This evening, artist and curator Fabio Santacroce (63rd - 77th STEPS, Bari) concludes his ten-day residency at Jupiter Woods with a one-evening presentation, co-organised with curator Rosanna Puyol. This event marks the first stage of their collaboration and is conceived as a public draft, featuring sound works by Atièna and Kareem Lofty, alongside sculptural elements by Olu David Ogunnaike and Santacroce himself.
During these ten days our curatorial studio was used as a meeting space between the two curators and a number of local artists, including Atièna and Ogunnaike whose works appear in this presentation. We were interested in facilitating this preliminary stage of the project, in the process witnessing moments of alliance, as well as collision, which characterise the beginnings of curatorial ideas.

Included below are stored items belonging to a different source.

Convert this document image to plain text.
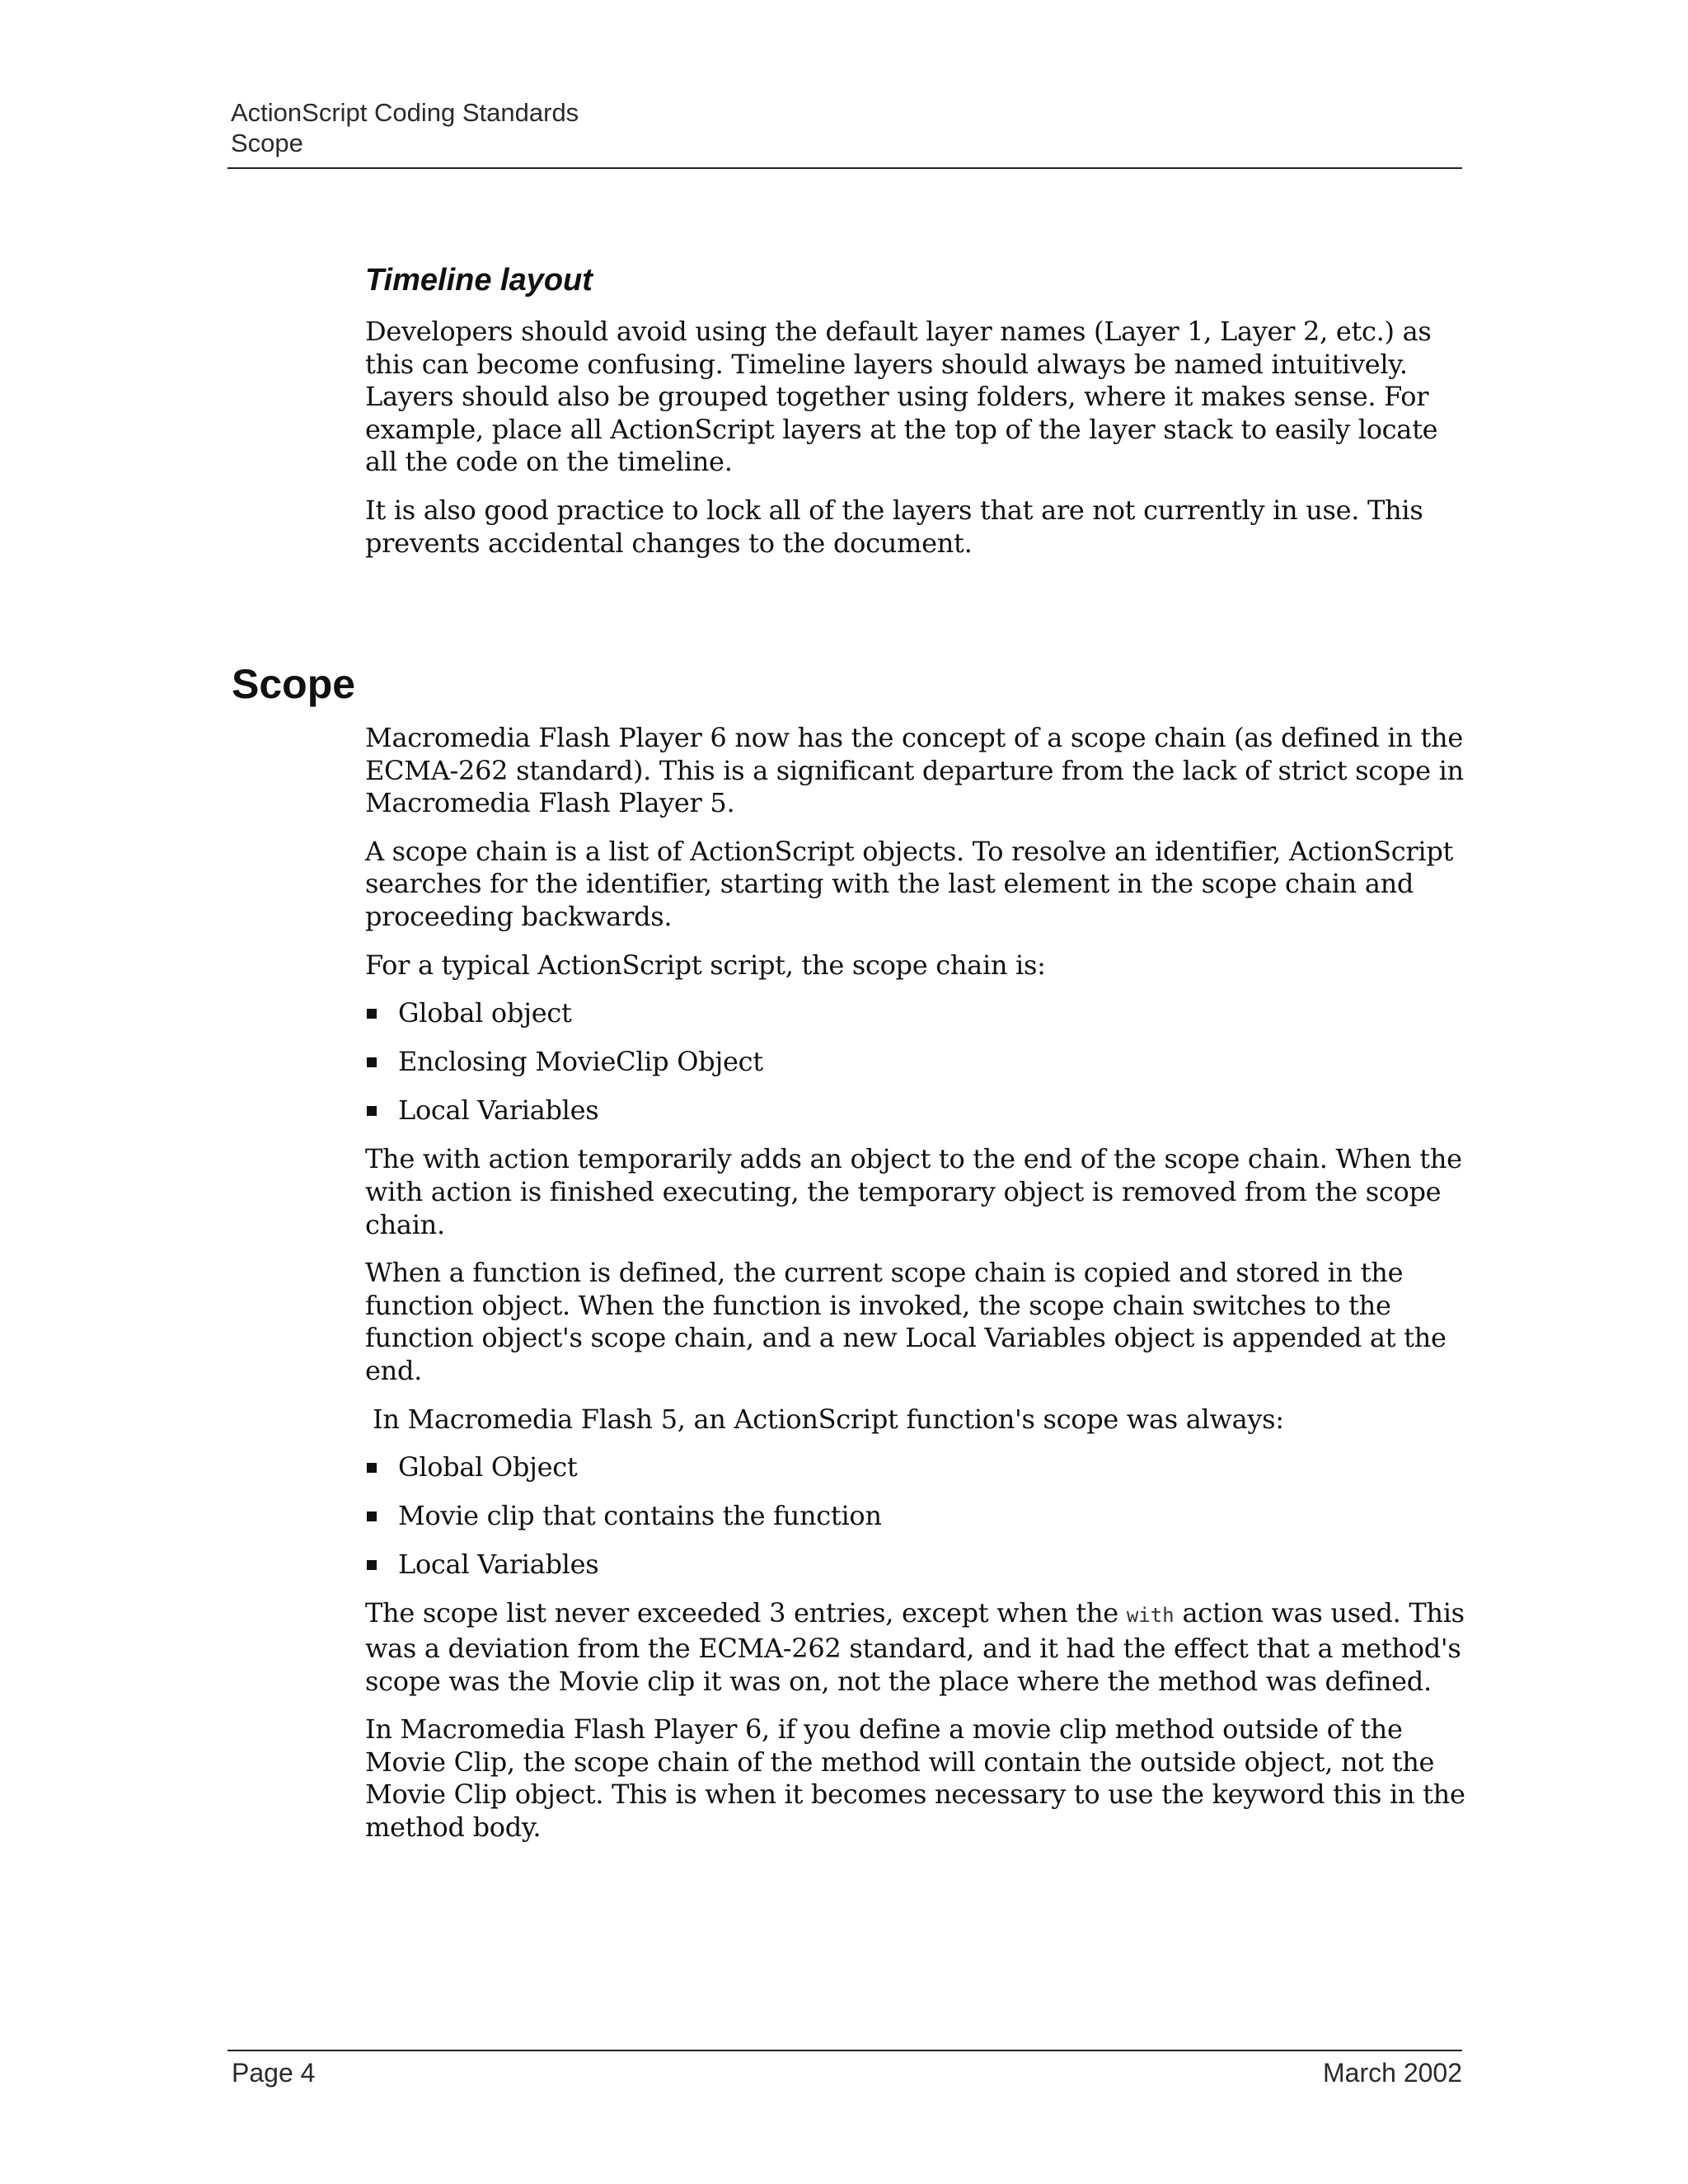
ActionScript Coding Standards
Scope
Timeline layout

Developers should avoid using the default layer names (Layer 1, Layer 2, etc.) as this can become confusing. Timeline layers should always be named intuitively. Layers should also be grouped together using folders, where it makes sense. For example, place all ActionScript layers at the top of the layer stack to easily locate all the code on the timeline.

It is also good practice to lock all of the layers that are not currently in use. This prevents accidental changes to the document.

Scope

Macromedia Flash Player 6 now has the concept of a scope chain (as defined in the ECMA-262 standard). This is a significant departure from the lack of strict scope in Macromedia Flash Player 5.

A scope chain is a list of ActionScript objects. To resolve an identifier, ActionScript searches for the identifier, starting with the last element in the scope chain and proceeding backwards.

For a typical ActionScript script, the scope chain is:

Global object
Enclosing MovieClip Object
Local Variables

The with action temporarily adds an object to the end of the scope chain. When the with action is finished executing, the temporary object is removed from the scope chain.

When a function is defined, the current scope chain is copied and stored in the function object. When the function is invoked, the scope chain switches to the function object's scope chain, and a new Local Variables object is appended at the end.

In Macromedia Flash 5, an ActionScript function's scope was always:

Global Object
Movie clip that contains the function
Local Variables

The scope list never exceeded 3 entries, except when the with action was used. This was a deviation from the ECMA-262 standard, and it had the effect that a method's scope was the Movie clip it was on, not the place where the method was defined.

In Macromedia Flash Player 6, if you define a movie clip method outside of the Movie Clip, the scope chain of the method will contain the outside object, not the Movie Clip object. This is when it becomes necessary to use the keyword this in the method body.

Page 4	March 2002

Il Cielo a Calci (intro) is a preface, as the title suggests. It implies a concept difficult to retell and thus best perceived as a poetic notion, conveying the idea of implosive rebellion against the sky as a fictional landscape. This emotive uprising invites many interpretations, yet we read it through considering Santacroce’s project space 63rd - 77thSTEPS and the conditions that outline its mode of operation.
Occupying a domestic, multi-floor staircase in Bari, Southern Italy, the project space is an excellent example of resourcefulness on the fringe. Its programme of site-specific exhibitions, as well as online and off-site projects, strains and investigates the limits and potentialities of the periphery. This challenge of working independently and with limited resources has produced a specific methodology based on spontaneity and persistence to outdo oneself.
During this ten-day process, we have witnessed the continuous negotiation of two distinct curatorial practices: on the one hand Santacroce’s vigour derived from working in a context like Bari, alongside Puyol’s experience of facilitating long-term collaborations with London-based artists and an emphasis on intimate conversation. For Jupiter Woods it has been a new experience of facilitating a curatorial process of this kind, as well as a contribution to our ongoing interest in revealing hidden or sidelined methodologies.